Glass art is a medium that people tend to overlook. But it’s a lot more than just chandeliers and stained glass. Inspired by the likes of Dale Chihuly and Pilchuck Glass School in Seattle, Salt Lakers founded the Glass Art Guild in 1998 to foster the art in our state. The group filled a practical need, as at the time there were no other hard-fired glass kilns in town except at the University of Utah.
Patrick Moore Gallery’s glass exhibit utilizes light as well as any venue in town: an inviting, open space to view works by guild members, more than two dozen local artists who use myriad methods besides just the kiln, torch and glassblowing tools. Dan Cummings is known for playful, oversize works such as glass sculptures of children at the 900 South TRAX stop.

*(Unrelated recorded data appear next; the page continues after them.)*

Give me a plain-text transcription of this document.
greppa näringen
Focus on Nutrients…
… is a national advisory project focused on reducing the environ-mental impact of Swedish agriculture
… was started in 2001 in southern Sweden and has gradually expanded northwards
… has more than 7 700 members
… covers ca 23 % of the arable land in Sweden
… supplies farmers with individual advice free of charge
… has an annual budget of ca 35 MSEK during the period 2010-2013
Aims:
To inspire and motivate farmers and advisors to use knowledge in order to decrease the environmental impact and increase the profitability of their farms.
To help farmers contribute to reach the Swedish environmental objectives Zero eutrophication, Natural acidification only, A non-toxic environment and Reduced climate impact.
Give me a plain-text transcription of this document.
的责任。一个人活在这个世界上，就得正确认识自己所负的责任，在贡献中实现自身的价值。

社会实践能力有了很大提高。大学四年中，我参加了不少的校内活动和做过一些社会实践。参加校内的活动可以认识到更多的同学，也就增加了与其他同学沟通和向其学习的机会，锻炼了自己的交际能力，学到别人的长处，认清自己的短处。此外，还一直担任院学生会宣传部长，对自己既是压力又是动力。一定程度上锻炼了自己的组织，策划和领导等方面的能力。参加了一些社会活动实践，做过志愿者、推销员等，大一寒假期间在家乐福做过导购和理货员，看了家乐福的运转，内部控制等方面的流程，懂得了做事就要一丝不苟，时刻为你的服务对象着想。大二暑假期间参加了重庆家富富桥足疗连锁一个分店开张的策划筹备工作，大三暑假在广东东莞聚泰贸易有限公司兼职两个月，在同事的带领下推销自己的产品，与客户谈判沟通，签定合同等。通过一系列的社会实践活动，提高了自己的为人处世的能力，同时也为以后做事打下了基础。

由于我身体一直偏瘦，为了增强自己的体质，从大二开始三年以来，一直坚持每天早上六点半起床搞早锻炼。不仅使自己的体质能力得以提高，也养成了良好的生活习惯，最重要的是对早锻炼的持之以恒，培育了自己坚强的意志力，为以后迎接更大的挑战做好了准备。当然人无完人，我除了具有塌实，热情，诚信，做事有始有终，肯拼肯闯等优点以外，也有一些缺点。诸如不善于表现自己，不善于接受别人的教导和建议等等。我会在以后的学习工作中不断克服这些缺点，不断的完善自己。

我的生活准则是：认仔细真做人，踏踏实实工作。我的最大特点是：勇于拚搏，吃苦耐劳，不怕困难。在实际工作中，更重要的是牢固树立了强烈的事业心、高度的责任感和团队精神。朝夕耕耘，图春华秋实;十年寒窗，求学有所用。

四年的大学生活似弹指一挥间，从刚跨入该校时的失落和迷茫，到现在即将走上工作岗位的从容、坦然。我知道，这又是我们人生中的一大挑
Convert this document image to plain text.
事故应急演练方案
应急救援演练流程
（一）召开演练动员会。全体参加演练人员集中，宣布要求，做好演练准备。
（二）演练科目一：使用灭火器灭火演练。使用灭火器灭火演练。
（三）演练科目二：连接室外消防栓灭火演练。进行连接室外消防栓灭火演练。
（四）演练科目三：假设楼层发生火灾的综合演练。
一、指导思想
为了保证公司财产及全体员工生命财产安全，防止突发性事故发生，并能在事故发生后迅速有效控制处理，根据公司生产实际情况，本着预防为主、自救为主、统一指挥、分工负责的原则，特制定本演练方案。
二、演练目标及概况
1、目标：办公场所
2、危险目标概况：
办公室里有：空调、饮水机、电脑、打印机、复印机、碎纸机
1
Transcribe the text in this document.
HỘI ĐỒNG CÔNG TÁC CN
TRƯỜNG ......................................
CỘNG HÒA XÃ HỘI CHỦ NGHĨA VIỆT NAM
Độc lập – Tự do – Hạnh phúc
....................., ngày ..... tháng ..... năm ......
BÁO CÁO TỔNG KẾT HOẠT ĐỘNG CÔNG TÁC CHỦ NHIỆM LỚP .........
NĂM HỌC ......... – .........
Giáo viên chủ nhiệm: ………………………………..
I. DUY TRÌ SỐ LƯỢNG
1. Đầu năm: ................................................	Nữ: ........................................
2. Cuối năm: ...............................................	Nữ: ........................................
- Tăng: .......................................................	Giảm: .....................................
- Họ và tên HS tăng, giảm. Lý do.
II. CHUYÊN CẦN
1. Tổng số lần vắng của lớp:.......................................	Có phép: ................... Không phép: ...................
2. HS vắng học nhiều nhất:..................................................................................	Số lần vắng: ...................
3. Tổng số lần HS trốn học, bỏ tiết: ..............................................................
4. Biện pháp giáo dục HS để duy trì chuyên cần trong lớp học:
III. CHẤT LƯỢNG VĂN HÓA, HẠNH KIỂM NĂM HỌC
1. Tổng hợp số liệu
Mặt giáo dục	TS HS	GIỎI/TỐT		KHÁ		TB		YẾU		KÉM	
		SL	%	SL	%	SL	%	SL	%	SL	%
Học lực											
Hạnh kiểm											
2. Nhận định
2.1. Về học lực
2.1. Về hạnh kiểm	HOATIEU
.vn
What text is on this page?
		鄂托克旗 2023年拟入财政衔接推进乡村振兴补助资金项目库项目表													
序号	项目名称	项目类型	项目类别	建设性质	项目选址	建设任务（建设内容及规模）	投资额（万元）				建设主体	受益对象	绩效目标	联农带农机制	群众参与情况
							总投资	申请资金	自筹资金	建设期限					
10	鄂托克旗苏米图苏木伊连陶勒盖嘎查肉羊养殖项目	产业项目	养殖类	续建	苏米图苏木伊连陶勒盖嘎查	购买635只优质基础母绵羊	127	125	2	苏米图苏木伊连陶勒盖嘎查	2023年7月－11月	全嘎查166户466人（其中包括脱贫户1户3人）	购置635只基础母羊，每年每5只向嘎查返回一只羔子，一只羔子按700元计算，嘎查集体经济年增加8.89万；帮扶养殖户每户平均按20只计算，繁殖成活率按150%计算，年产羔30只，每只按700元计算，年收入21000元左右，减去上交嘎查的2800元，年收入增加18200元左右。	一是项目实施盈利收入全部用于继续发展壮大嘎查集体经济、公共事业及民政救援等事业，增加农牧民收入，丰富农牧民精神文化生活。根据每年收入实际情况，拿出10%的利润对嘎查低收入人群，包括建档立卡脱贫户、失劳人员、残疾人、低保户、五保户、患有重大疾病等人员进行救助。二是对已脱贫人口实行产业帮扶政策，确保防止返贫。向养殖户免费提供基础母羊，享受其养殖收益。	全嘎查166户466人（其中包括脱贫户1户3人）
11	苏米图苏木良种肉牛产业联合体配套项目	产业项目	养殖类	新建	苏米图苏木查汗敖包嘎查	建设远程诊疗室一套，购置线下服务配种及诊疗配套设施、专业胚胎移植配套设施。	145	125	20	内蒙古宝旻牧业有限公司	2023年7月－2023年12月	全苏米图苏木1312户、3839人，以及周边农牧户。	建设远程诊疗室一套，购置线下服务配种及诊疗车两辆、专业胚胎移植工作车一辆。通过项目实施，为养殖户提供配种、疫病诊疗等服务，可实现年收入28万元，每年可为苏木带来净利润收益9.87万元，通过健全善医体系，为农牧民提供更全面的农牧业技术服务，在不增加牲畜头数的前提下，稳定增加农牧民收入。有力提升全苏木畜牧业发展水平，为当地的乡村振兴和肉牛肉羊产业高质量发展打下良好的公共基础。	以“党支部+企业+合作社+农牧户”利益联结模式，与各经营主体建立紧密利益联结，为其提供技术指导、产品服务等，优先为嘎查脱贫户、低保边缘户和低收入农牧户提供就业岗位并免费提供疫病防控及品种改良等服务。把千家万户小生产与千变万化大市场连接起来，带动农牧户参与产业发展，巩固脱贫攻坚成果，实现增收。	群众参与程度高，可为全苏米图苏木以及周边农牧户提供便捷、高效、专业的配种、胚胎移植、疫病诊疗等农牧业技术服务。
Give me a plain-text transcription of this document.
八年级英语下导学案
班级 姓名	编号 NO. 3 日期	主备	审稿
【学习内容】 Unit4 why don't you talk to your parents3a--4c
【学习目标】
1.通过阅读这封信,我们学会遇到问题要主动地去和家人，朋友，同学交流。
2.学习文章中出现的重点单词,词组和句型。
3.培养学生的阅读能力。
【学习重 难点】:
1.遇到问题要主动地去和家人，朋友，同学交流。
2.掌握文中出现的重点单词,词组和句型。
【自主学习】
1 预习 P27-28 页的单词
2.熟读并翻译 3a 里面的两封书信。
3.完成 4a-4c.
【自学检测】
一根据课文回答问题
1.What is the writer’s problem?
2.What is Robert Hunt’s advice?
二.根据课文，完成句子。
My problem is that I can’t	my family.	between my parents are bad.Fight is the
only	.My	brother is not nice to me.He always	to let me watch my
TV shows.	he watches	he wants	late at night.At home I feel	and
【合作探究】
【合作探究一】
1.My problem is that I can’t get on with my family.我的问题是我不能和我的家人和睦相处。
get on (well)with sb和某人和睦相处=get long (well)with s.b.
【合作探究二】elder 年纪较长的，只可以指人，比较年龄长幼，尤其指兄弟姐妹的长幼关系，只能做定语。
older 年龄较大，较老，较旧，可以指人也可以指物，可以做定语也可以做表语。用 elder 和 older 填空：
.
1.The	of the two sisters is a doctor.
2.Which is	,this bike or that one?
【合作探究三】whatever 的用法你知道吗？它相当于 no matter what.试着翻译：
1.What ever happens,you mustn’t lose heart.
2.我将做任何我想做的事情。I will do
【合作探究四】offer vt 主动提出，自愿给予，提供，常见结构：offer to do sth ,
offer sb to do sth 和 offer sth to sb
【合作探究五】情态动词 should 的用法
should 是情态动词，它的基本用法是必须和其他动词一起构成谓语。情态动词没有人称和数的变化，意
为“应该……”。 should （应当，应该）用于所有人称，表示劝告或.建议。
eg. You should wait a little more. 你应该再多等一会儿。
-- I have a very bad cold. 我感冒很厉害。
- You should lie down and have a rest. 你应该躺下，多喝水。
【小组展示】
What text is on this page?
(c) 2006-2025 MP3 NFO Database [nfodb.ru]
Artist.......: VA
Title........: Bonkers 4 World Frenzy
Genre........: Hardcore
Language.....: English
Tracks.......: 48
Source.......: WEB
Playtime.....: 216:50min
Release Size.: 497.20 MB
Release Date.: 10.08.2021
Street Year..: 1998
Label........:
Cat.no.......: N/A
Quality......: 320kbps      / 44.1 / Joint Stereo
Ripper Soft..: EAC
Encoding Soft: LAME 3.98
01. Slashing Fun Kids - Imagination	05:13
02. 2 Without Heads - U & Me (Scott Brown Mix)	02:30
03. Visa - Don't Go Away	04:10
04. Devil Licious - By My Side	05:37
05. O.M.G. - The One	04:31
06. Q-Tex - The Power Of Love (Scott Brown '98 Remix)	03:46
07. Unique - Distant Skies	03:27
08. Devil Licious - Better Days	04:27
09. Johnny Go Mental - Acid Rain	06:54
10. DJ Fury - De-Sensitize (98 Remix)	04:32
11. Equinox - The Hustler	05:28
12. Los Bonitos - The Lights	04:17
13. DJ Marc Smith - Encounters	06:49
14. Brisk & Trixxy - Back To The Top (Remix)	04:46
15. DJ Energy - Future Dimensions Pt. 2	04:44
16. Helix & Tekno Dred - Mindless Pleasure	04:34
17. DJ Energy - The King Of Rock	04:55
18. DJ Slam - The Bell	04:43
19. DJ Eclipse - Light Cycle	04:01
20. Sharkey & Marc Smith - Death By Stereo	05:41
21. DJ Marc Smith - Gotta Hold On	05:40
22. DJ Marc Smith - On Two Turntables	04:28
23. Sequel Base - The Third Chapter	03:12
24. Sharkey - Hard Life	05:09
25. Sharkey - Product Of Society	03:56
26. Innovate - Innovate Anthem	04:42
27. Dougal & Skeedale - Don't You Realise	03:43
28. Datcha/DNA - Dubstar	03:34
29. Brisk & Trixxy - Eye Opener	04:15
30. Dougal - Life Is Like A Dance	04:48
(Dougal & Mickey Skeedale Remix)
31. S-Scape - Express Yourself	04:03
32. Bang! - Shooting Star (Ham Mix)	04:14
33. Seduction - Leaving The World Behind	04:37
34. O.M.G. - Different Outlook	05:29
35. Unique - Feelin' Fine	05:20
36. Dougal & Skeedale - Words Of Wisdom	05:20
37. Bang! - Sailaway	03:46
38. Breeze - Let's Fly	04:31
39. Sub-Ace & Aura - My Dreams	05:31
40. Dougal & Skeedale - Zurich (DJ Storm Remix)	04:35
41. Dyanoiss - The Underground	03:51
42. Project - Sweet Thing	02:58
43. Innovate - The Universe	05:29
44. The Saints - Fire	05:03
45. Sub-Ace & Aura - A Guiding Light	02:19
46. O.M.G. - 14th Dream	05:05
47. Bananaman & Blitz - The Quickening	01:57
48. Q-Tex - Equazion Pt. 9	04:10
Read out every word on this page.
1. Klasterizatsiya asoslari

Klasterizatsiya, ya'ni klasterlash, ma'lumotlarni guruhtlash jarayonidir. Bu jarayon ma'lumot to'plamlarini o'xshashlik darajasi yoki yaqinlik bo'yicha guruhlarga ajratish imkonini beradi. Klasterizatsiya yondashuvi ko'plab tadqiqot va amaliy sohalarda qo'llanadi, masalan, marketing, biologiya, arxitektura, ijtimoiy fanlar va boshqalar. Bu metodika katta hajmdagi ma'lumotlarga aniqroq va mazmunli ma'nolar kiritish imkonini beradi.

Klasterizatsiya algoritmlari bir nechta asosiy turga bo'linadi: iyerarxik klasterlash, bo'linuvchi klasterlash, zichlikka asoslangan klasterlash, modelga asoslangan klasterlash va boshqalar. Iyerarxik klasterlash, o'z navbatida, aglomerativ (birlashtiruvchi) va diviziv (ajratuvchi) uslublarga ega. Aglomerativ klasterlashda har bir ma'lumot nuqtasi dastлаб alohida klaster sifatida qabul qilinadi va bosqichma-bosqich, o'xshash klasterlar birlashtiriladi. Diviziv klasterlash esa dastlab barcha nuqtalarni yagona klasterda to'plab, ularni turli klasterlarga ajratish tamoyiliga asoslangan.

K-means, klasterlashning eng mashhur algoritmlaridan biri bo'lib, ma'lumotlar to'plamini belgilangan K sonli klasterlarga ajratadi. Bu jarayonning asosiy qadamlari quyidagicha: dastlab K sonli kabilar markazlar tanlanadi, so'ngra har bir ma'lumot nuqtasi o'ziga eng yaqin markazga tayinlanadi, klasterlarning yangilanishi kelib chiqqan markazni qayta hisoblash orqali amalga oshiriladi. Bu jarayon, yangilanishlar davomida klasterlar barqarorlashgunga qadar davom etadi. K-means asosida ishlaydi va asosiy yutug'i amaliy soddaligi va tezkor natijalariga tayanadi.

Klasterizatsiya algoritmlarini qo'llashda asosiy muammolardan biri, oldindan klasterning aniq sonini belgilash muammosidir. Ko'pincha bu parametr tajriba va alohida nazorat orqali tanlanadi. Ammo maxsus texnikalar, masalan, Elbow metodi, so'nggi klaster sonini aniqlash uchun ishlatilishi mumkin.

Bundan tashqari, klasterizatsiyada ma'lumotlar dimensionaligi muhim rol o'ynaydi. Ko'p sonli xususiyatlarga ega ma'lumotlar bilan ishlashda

Sarinda Jones plays with the planar quality of glass, adding brightly hued patterns to panes and plates (“Exhale” is pictured), and guild cofounder Kerry Transtrum mixes glass with other media as different as wood and brass and even film canisters to create unlikely sculptures.
Glass is an artistic medium that is uniquely capable of conveying a sense of lightness as well as intensity, but above all fragility. After all, glass is a succinct reminder of mortality, intimately tied to the measurement of time, whether it’s the shape of the hourglass or the sand from which glass originally arises. The show is raising funds for Guadalupe Schools.